Short posterior ciliary artery, central retinal artery, and choroidal hemodynamics in brimonidine-treated primary open-angle glaucoma patients.
Author(s): Schmidt KG, Klingmuller V, Gouveia SM, Osborne NN, Pillunat LE
Affiliation(s): Department of Ophthalmology, University of Dresden, Dresden, Germany. firstname.lastname@example.org
Publication date & source: 2003-12, Am J Ophthalmol., 136(6):1038-48.
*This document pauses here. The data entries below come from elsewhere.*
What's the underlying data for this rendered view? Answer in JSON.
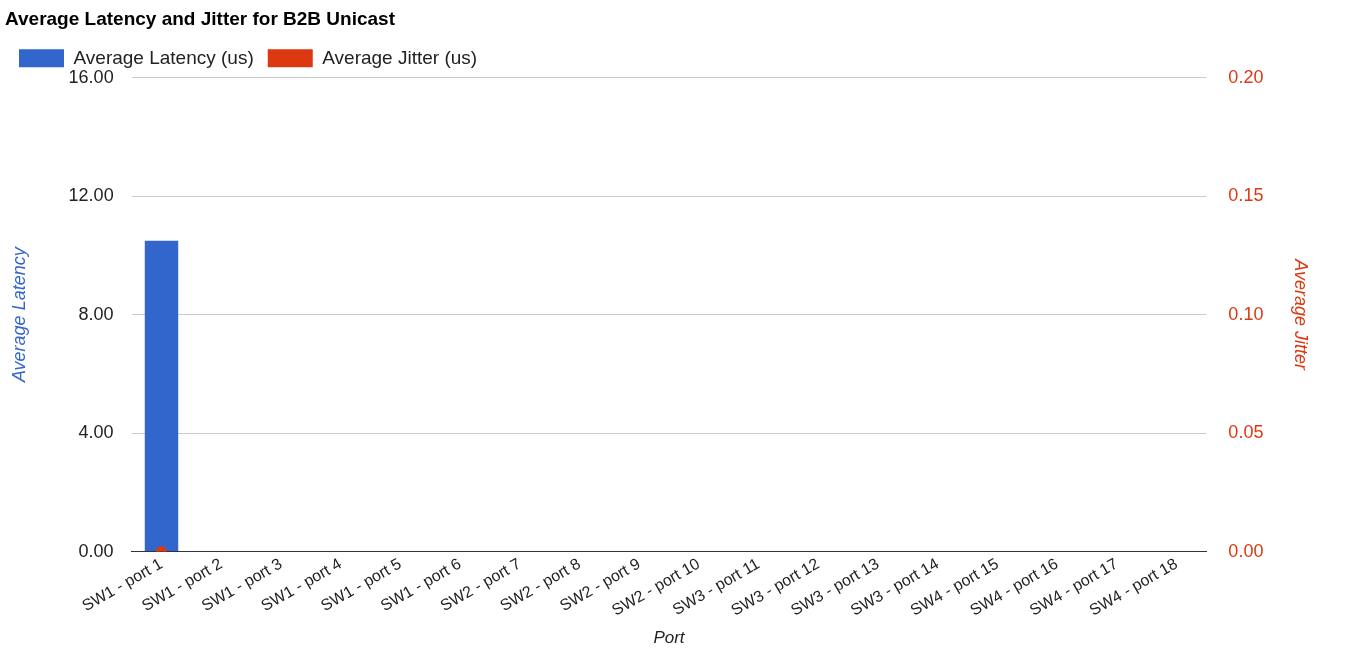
{
  "chart_data": {
    "type": "bar",
    "title": "Average Latency and Jitter for B2B Unicast",
    "categories": [
      "SW1 - port 1",
      "SW1 - port 2",
      "SW1 - port 3",
      "SW1 - port 4",
      "SW1 - port 5",
      "SW1 - port 6",
      "SW2 - port 7",
      "SW2 - port 8",
      "SW2 - port 9",
      "SW2 - port 10",
      "SW3 - port 11",
      "SW3 - port 12",
      "SW3 - port 13",
      "SW3 - port 14",
      "SW4 - port 15",
      "SW4 - port 16",
      "SW4 - port 17",
      "SW4 - port 18"
    ],
    "series": [
      {
        "name": "Average Latency (us)",
        "color": "#3366cc",
        "values": [
          10.5,
          0,
          0,
          0,
          0,
          0,
          0,
          0,
          0,
          0,
          0,
          0,
          0,
          0,
          0,
          0,
          0,
          0
        ]
      },
      {
        "name": "Average Jitter (us)",
        "type": "line",
        "axis": "y2",
        "color": "#dc3912",
        "values": [
          0,
          null,
          null,
          null,
          null,
          null,
          null,
          null,
          null,
          null,
          null,
          null,
          null,
          null,
          null,
          null,
          null,
          null
        ]
      }
    ],
    "xlabel": "Port",
    "ylabel": "Average Latency",
    "y2label": "Average Jitter",
    "ylim": [
      0,
      16
    ],
    "yticks": [
      {
        "value": 0,
        "label": "0.00"
      },
      {
        "value": 4,
        "label": "4.00"
      },
      {
        "value": 8,
        "label": "8.00"
      },
      {
        "value": 12,
        "label": "12.00"
      },
      {
        "value": 16,
        "label": "16.00"
      }
    ],
    "y2lim": [
      0,
      0.2
    ],
    "y2ticks": [
      {
        "value": 0,
        "label": "0.00"
      },
      {
        "value": 0.05,
        "label": "0.05"
      },
      {
        "value": 0.1,
        "label": "0.10"
      },
      {
        "value": 0.15,
        "label": "0.15"
      },
      {
        "value": 0.2,
        "label": "0.20"
      }
    ],
    "grid": "y",
    "legend": "top left",
    "marker": "circle"
  }
}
Publication type: Clinical Trial; Randomized Controlled Trial
PURPOSE: Malfunction in peripapillary hemodynamics has been suggested to play a major part in the pathogenesis of primary open-angle glaucoma (POAG). The aim of this study was to determine whether topically applied brimonidine can influence blood hemodynamic characteristics associated with the perioptic short posterior ciliary arteries (SPCAs), central retinal artery (CRA), and choroidal vascular system in POAG patients. DESIGN: Randomized clinical trial.In this prospective, institutional, double-masked, vehicle-controlled, randomized clinical trial, the intraocular pressure (IOP) and vascular dynamics of the SPCAs, CRA, and choroidal vascular system were analyzed in both eyes of 17 POAG patients, before and after treatment with 0.2% brimonidine for 4 weeks. RESULTS: Mean IOP reduction was significant (18.7%) following treatment with brimonidine. However, no clear changes were recorded with respect to blood perfusion parameters (peak systolic velocity, end-diastolic velocity, pulsatility, and resistance indices) associated with the SPCAs and CRA or the choroidal ocular pulse amplitude. CONCLUSIONS: Topical treatment of brimonidine to POAG patients causes a significant reduction of IOP, but blood hemodynamic properties associated with the SPCAs, CRA, and choroidal vascular systems appeared unaffected. Topically applied brimonidine, therefore, appears not to constrict or dilate peripapillary blood vessels.